Somebody Thinks You’re Awesome… You Should, Too

Think back to the last time somebody paid you a really great compliment. How did you react or respond to that compliment? In my experience, many times, people respond by saying: “You’re too kind”, “No… you’re way too nice”, “It’s nothing, really”, etc. I hear it on almost a daily basis. I’m guilty of it, too. But, when was the last time you received a really great compliment, and just said, “Thank you”, knowing that you were deserving of such high praise? People are very quick to diminish the things they do well. People underestimate the impact they have on others a lot of times. In general, they just don’t give themselves enough credit.

When someone pays you a compliment, do you ever stop and wonder why? Clearly, you made a strong impression on that person, whether you realize it or not. Every day of my life, I wonder if certain people know how highly I think of them. I try to compliment them as often as possible, but I don’t think they fully understand how amazing I think they are. I know that they don’t think of themselves as being special in any way, but they are. They are to me, and I know they have to be to others, as well.

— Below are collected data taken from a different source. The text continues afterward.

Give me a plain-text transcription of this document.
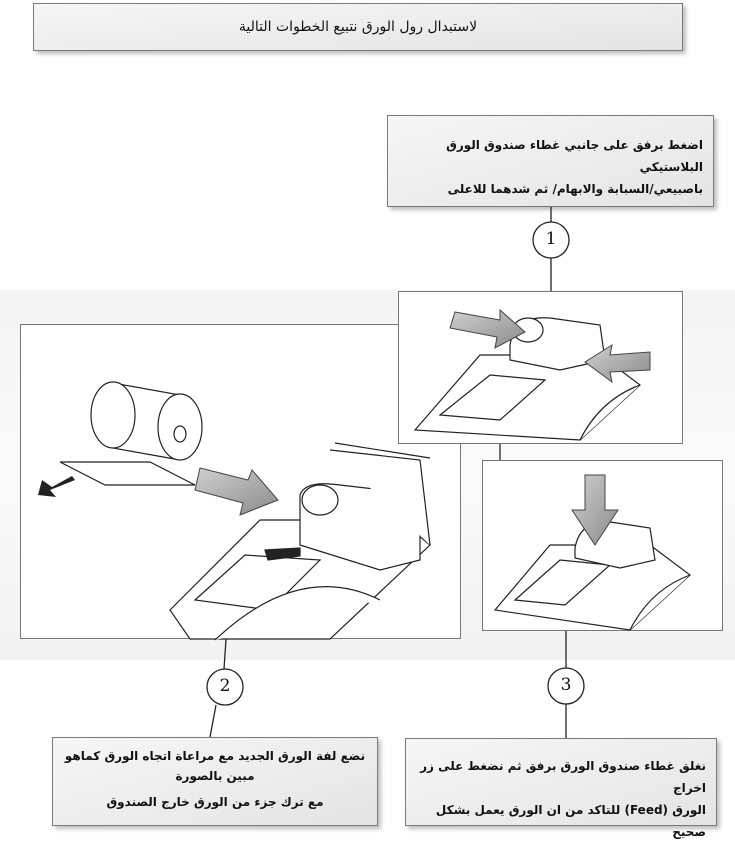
لاستبدال رول الورق نتبيع الخطوات التالية
اضغط برفق على جانبي غطاء صندوق الورق البلاستيكي
باصبيعي/السبابة والابهام/ ثم شدهما للاعلى
نضع لفة الورق الجديد مع مراعاة اتجاه الورق كماهو
مبين بالصورة
مع ترك جزء من الورق خارج الصندوق
نغلق غطاء صندوق الورق برفق ثم نضغط على زر اخراج
الورق (Feed) للتاكد من ان الورق يعمل بشكل صحيح
1
2	3
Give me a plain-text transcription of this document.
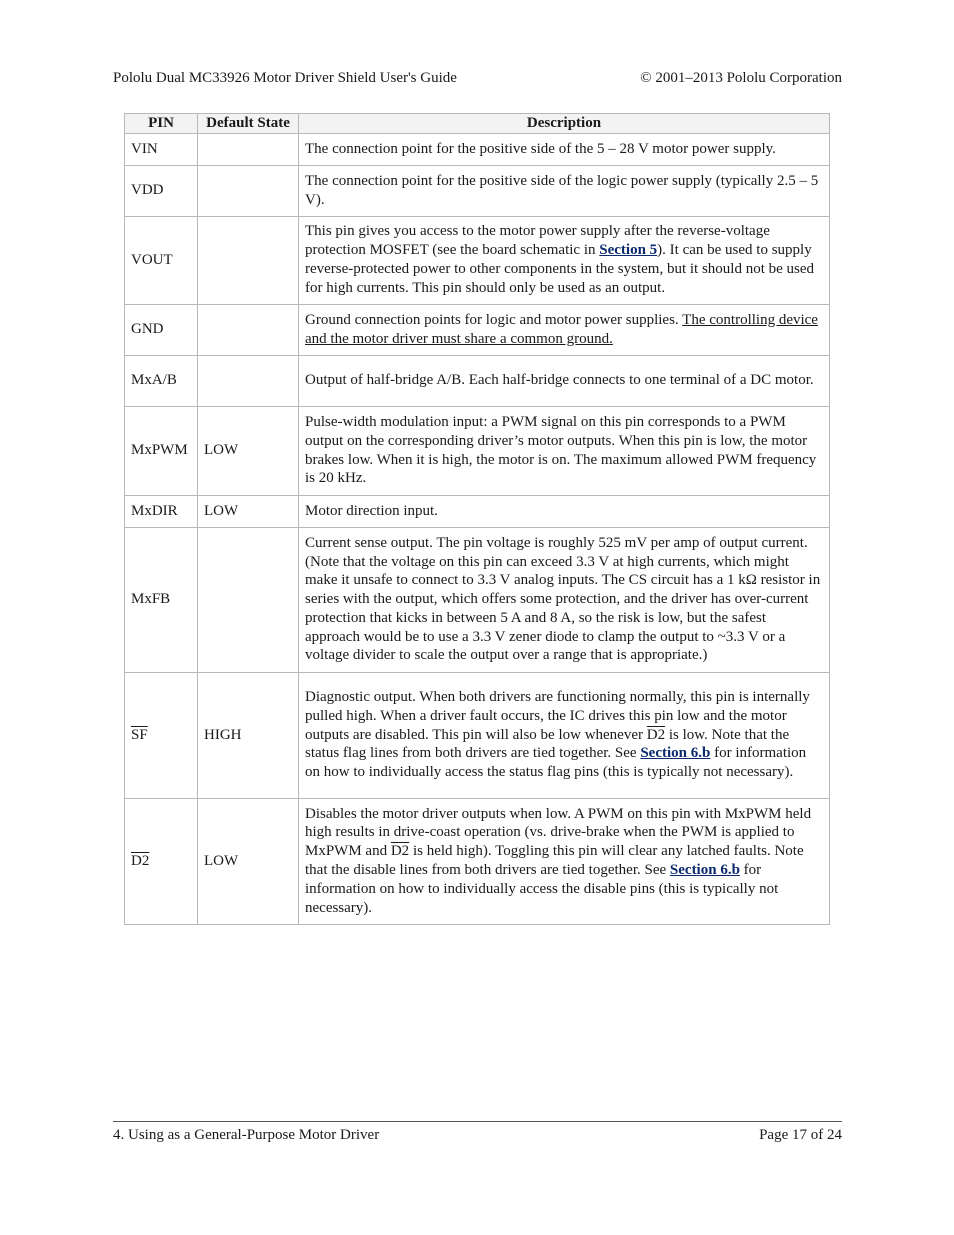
Pololu Dual MC33926 Motor Driver Shield User's Guide	© 2001–2013 Pololu Corporation
PIN	Default State	Description
VIN		The connection point for the positive side of the 5 – 28 V motor power supply.
VDD		The connection point for the positive side of the logic power supply (typically 2.5 – 5 V).
VOUT		This pin gives you access to the motor power supply after the reverse-voltage protection MOSFET (see the board schematic in Section 5). It can be used to supply reverse-protected power to other components in the system, but it should not be used for high currents. This pin should only be used as an output.
GND		Ground connection points for logic and motor power supplies. The controlling device and the motor driver must share a common ground.
MxA/B		Output of half-bridge A/B. Each half-bridge connects to one terminal of a DC motor.
MxPWM	LOW	Pulse-width modulation input: a PWM signal on this pin corresponds to a PWM output on the corresponding driver’s motor outputs. When this pin is low, the motor brakes low. When it is high, the motor is on. The maximum allowed PWM frequency is 20 kHz.
MxDIR	LOW	Motor direction input.
MxFB		Current sense output. The pin voltage is roughly 525 mV per amp of output current. (Note that the voltage on this pin can exceed 3.3 V at high currents, which might make it unsafe to connect to 3.3 V analog inputs. The CS circuit has a 1 kΩ resistor in series with the output, which offers some protection, and the driver has over-current protection that kicks in between 5 A and 8 A, so the risk is low, but the safest approach would be to use a 3.3 V zener diode to clamp the output to ~3.3 V or a voltage divider to scale the output over a range that is appropriate.)
$\overline{SF}$	HIGH	Diagnostic output. When both drivers are functioning normally, this pin is internally pulled high. When a driver fault occurs, the IC drives this pin low and the motor outputs are disabled. This pin will also be low whenever D2 is low. Note that the status flag lines from both drivers are tied together. See Section 6.b for information on how to individually access the status flag pins (this is typically not necessary).
D2	LOW	Disables the motor driver outputs when low. A PWM on this pin with MxPWM held high results in drive-coast operation (vs. drive-brake when the PWM is applied to MxPWM and D2 is held high). Toggling this pin will clear any latched faults. Note that the disable lines from both drivers are tied together. See Section 6.b for information on how to individually access the disable pins (this is typically not necessary).
4. Using as a General-Purpose Motor Driver	Page 17 of 24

I receive compliments from people on a regular basis for various reasons, and I am starting to become more accepting of those compliments, but I still have a hard time accepting them, as I know others do.

Recently, I have had a few opportunities to take a step back and see some of the things that others see in me. I have met people who are in a position to inspire people that is similar to the situation I am in. I have been impressed by these people, and have seen and heard how impressed others are, too. It has been a good reminder for me that the things I do are different and stand out compared to the things most people do. It has reminded me that I should be proud of the fact that I stand out, and I should go out of my way to use the unique things I do to inspire others.

Over the past couple of months, I have approached several people on the driving range or practice green while I was working, and asked if they would like help with their golf game. The most common response I get is, “No, I’m a lost cause. I’m beyond help. Thanks though.” Every time, my response has been, “I’m in a damn wheelchair, and I’m not a lost cause. If I can do it, so can you!! Now, how can I help you?” About 95% of the time, I have already spotted and corrected the biggest flaw in their swing within the first five minutes. Every time, when they see the immediate progress they’ve made and are happy, I say, “But I thought you were a lost cause… what happened to that?” By asking that question, I hope I am able to help them realize that they need to think more positively and focus on their potential, not their flaws.

Last week, I got to watch a kid who only has the use of his left hand hit a few shots on the driving range. My initial reaction was, “How the hell does he do that? That’s amazing!!” And then I stopped for a second and thought about my own swing. I immediately realized that most people must think the same thing about my swing as I thought about this kid’s swing. Seeing how well he plays got me excited to work harder on my own game. If he was able to inspire me in that way, I have no doubt that I can do the same for someone else.

In the past, I have been completely caught off guard and confused by people telling me that they think watching me play golf is amazing. I don’t swing the way other people swing. My physical limitations have forced me to invent my own way of playing. My swing is my own. I am self-taught. It’s all trial and error. The more people I meet and the more I teach, the more I understand that I can inspire people just by being myself.

Honestly, I feel that there is nothing special about me at all. I do what I do because I have to find my own way of doing things. I don’t have a choice. But I know that people see me doing things differently and are impressed by what I do. Even during the worst round of my life, someone said to me, “Wow!! How did you do that?”

If you want to find a way to inspire other people or if you want to impress somebody else, realize that you already do. You don’t have to go out of your way to force it. Somebody is already inspired by you. Somebody is already impressed. Keep being yourself and pay attention when somebody compliments you. They’re complimenting you for a reason. Find out what that reason is instead of just ignoring it or diminishing it. Somebody thinks you’re awesome… you should think you’re awesome, too!!